Modulation of Membrane Lipid Receptors Explored via Multiscale Computer Simulations
Research output: Book/Report › Doctoral thesis › Collection of Articles
|Publisher||Tampere University of Technology|
|Number of pages||92|
|Publication status||Published - 13 Dec 2018|
|Publication type||G5 Doctoral dissertation (article)|
|Name||Tampere University of Technology. Publication|
In the ﬁrst part of this Thesis, the functional properties of PI(4,5)P2 were studied through lipid–protein interactions between PI(4,5)P2, talin, and integrin. The simulations revealed a new means on how PI(4,5)P2 together with talin interferes with the stability of the integrin transmembrane domains, suggesting a new mechanism for the ﬁrst steps of integrin activation.
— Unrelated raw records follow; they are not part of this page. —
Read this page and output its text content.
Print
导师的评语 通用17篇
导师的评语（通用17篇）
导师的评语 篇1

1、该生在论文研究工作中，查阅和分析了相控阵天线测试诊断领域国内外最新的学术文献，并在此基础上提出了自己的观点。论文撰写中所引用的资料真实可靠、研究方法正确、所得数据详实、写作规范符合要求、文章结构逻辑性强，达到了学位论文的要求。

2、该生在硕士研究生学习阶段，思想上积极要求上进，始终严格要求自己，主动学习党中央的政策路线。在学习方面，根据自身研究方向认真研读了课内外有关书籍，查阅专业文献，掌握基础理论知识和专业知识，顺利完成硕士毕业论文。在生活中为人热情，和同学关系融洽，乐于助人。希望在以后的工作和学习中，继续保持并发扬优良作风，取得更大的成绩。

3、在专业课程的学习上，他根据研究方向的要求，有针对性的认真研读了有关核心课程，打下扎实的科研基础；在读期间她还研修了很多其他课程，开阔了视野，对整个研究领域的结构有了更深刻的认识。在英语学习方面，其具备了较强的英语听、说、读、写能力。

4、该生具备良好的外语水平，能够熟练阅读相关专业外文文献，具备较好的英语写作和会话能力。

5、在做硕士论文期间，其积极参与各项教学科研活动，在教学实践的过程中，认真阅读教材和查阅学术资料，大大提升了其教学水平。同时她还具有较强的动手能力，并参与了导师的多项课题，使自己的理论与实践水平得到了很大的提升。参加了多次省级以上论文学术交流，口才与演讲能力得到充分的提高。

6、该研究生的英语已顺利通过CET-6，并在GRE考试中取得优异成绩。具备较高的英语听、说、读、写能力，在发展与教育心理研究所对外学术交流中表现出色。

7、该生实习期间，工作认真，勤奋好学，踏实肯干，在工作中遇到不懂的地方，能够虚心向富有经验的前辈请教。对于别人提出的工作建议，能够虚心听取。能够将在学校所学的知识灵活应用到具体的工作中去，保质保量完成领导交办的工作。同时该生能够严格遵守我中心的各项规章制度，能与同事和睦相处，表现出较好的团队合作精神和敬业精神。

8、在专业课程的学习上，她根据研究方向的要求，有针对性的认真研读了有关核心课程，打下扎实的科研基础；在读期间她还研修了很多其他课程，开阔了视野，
The second part of this Thesis focuses on various mechanisms that can alter and regulate lipid receptor binding properties. First, the binding of cholera toxin to GM1 and the ﬂuorescent analog of the receptor was examined. A clear diﬀerence in the behavior between the native and the labeled GM1 was observed. These results highlight the importance of artifacts that ﬂuorescent labeling can cause. Second, the intracellular calcium was shown to aﬀect the PI(4,5)P2 headgroup tilting and the related ligand binding. Importantly, these results were directly linked to cell signaling events through experimental ﬁndings observed by our collaborators. Finally, the fundamental question as to how the PI(4,5)P2 receptor is recognized only in the plasma membrane but not in the other cell compartments was explored. Enhanced ligand binding to cholesterol-rich PI(4,5)P2 membranes was found, suggesting that the steep cholesterol gradient along the secretory pathway in a cell may be a part of the machinery coordinating the speciﬁc cell organelle recognition.
Altogether, the Thesis provides novel insight on the function of lipid receptors, modulation of lipid–protein interactions, and highlights the added value gained by bridging scientiﬁc computing and novel computing tools with experimental science.